From: Ivan S. Titov <iohann.s.titov@gmail.com>
Date: 2026-05-08
Subject: [PATCH] caffe2: scrub MKL MPI/cluster libs from caffe2::mkl public link interface

caffe2/cmake/public/mkl.cmake calls find_package(MKL) and dumps every
returned lib (MKL_LIBRARIES) into caffe2::mkl's INTERFACE_LINK_LIBRARIES
without filtering. On hosts with Intel oneAPI installed, the resolver
is Intel's own MKLConfig.cmake, which returns the full HPC / Cluster
Edition lib set by default — including:

  * libmkl_scalapack_ilp64    (ScaLAPACK, MPI-distributed)
  * libmkl_cdft_core           (Cluster DFT)
  * libmkl_blacs_intelmpi_ilp64 (BLACS over Intel MPI)
  * libmkl_intel_thread        (Intel-OpenMP threading layer)

These libs only exist when Intel Cluster Edition + Compiler are also
installed; the basic intel-oneapi-mkl package omits them. They flow
through caffe2::mkl into TorchConfig.cmake's public link interface,
so every downstream consumer that links against torch::torch then
fails with "cannot find -lmkl_scalapack_ilp64" etc.

torch::torch's public APIs never reach BLACS / ScaLAPACK / distributed
FFT — distributed-tensor paths use NCCL / Gloo / MPI directly. Drop
those libs from MKL_LIBRARIES before adding to the target.

Force MKL_THREADING=gnu_thread before the find: libmkl_gnu_thread is
in the basic MKL package and uses the same libgomp every Gentoo gcc
already links against, avoiding the multi-OpenMP-runtime mixing trap
(libgomp + libiomp5 in the same process oversubscribes / deadlocks).

Verified 2026-05-08 against caffe2-2.11.0 — fixes vllm USE=cuda and
USE=cpu cumem_allocator link failures on this overlay's reference host
(intel-oneapi-mkl 2026.0 only, no Cluster + no Compiler oneAPI).

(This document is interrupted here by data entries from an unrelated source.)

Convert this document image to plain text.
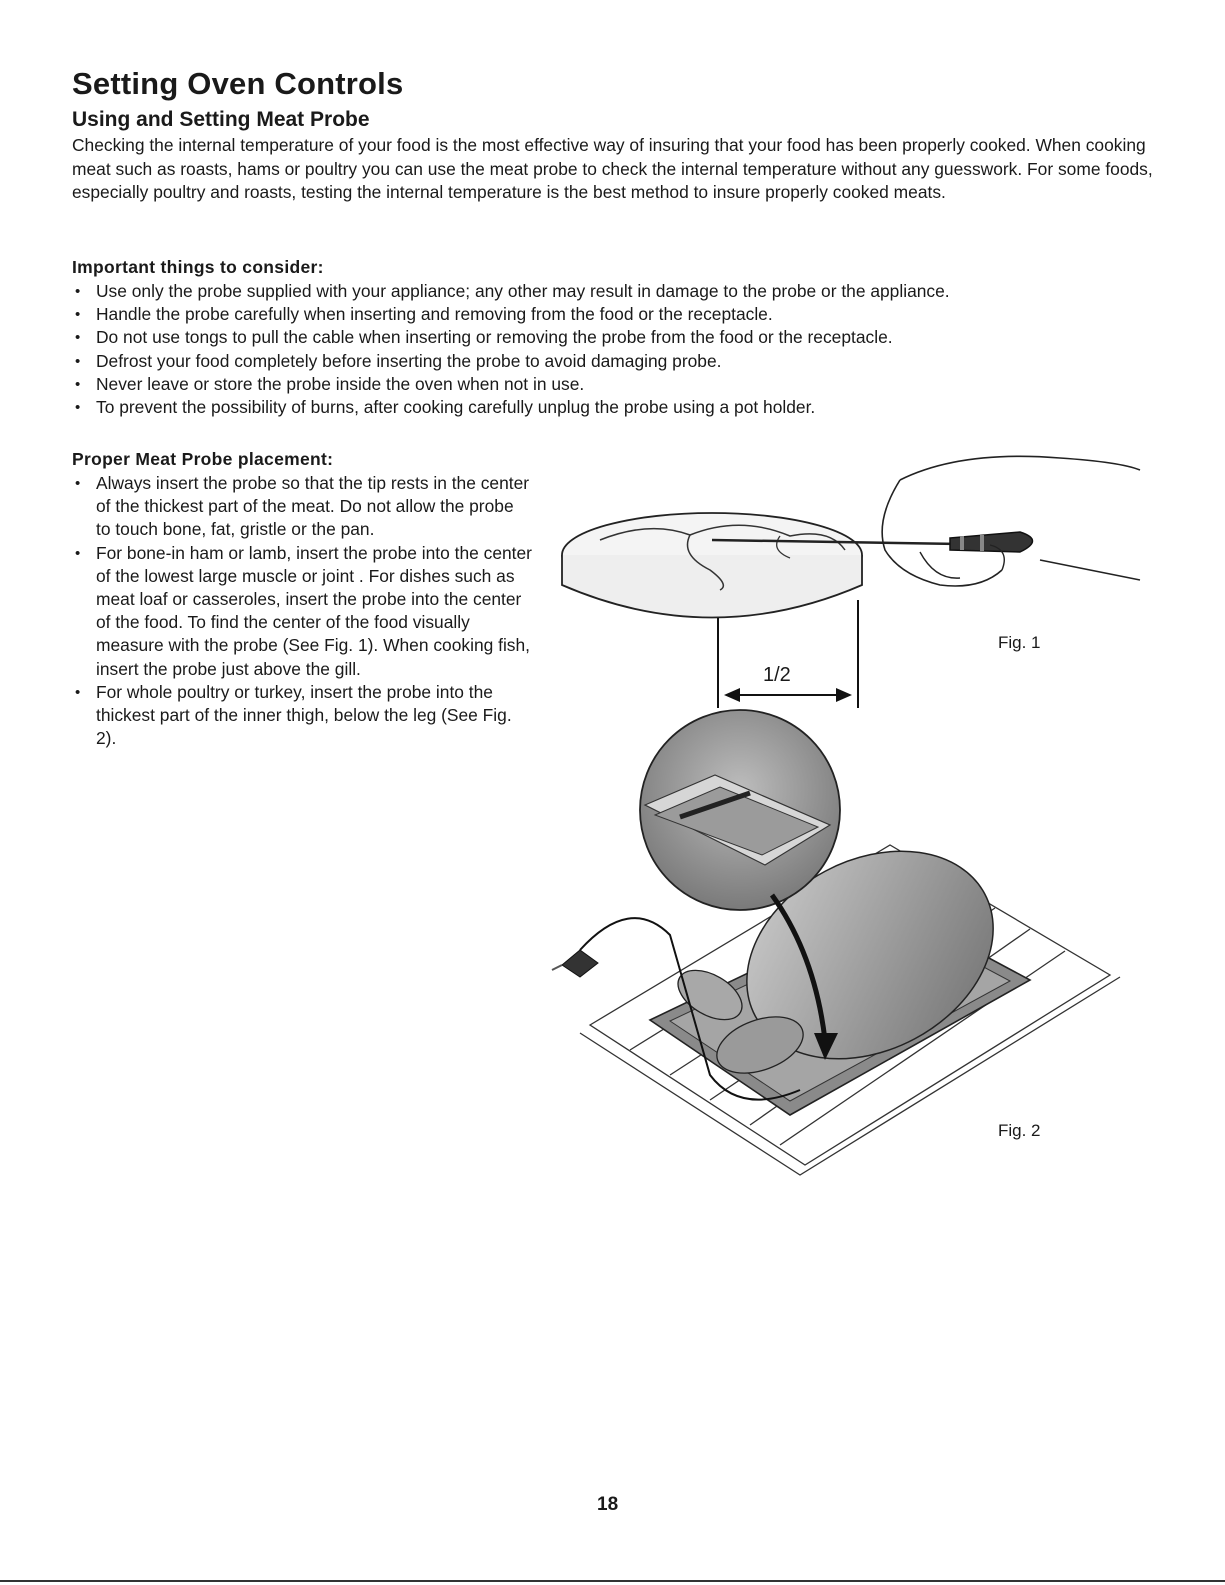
Setting Oven Controls
Using and Setting Meat Probe

Checking the internal temperature of your food is the most effective way of insuring that your food has been properly cooked. When cooking meat such as roasts, hams or poultry you can use the meat probe to check the internal temperature without any guesswork. For some foods, especially poultry and roasts, testing the internal temperature is the best method to insure properly cooked meats.

Important things to consider:
• Use only the probe supplied with your appliance; any other may result in damage to the probe or the appliance.
• Handle the probe carefully when inserting and removing from the food or the receptacle.
• Do not use tongs to pull the cable when inserting or removing the probe from the food or the receptacle.
• Defrost your food completely before inserting the probe to avoid damaging probe.
• Never leave or store the probe inside the oven when not in use.
• To prevent the possibility of burns, after cooking carefully unplug the probe using a pot holder.
Proper Meat Probe placement:
• Always insert the probe so that the tip rests in the center of the thickest part of the meat. Do not allow the probe to touch bone, fat, gristle or the pan.
• For bone-in ham or lamb, insert the probe into the center of the lowest large muscle or joint . For dishes such as meat loaf or casseroles, insert the probe into the center of the food. To find the center of the food visually measure with the probe (See Fig. 1). When cooking fish, insert the probe just above the gill.
• For whole poultry or turkey, insert the probe into the thickest part of the inner thigh, below the leg (See Fig. 2).
1/2
Fig. 1
Fig. 2
18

Bug: pytorch's cmake/public/mkl.cmake on main still has the same
unfiltered behaviour as of 2026-05-08; no upstream PR open for this
specific scrub. Drop this patch when an equivalent upstream fix lands.

--- a/cmake/public/mkl.cmake
+++ b/cmake/public/mkl.cmake
@@ -1,3 +1,8 @@
+# stuff overlay scrub: force GNU OpenMP threading. Intel's MKLConfig
+# defaults to MKL_THREADING=intel_thread, but libmkl_intel_thread is
+# not in the basic intel-oneapi-mkl package; libmkl_gnu_thread is
+# always available and pairs with system libgomp.
+set(MKL_THREADING gnu_thread)
 find_package(MKL QUIET)

 if(TARGET caffe2::mkl)
@@ -5,6 +10,12 @@
 endif()

 add_library(caffe2::mkl INTERFACE IMPORTED)
+# stuff overlay scrub: drop MKL MPI / cluster libs from MKL_LIBRARIES.
+# torch::torch's public APIs never reach BLACS / ScaLAPACK / distributed
+# FFT, but exposing these libs in caffe2::mkl breaks downstream linking.
+if(MKL_LIBRARIES)
+  list(FILTER MKL_LIBRARIES EXCLUDE REGEX "mkl_(scalapack|cdft|blacs)")
+endif()
 target_include_directories(caffe2::mkl INTERFACE ${MKL_INCLUDE_DIR})
 target_link_libraries(caffe2::mkl INTERFACE ${MKL_LIBRARIES})
 foreach(MKL_LIB IN LISTS MKL_LIBRARIES)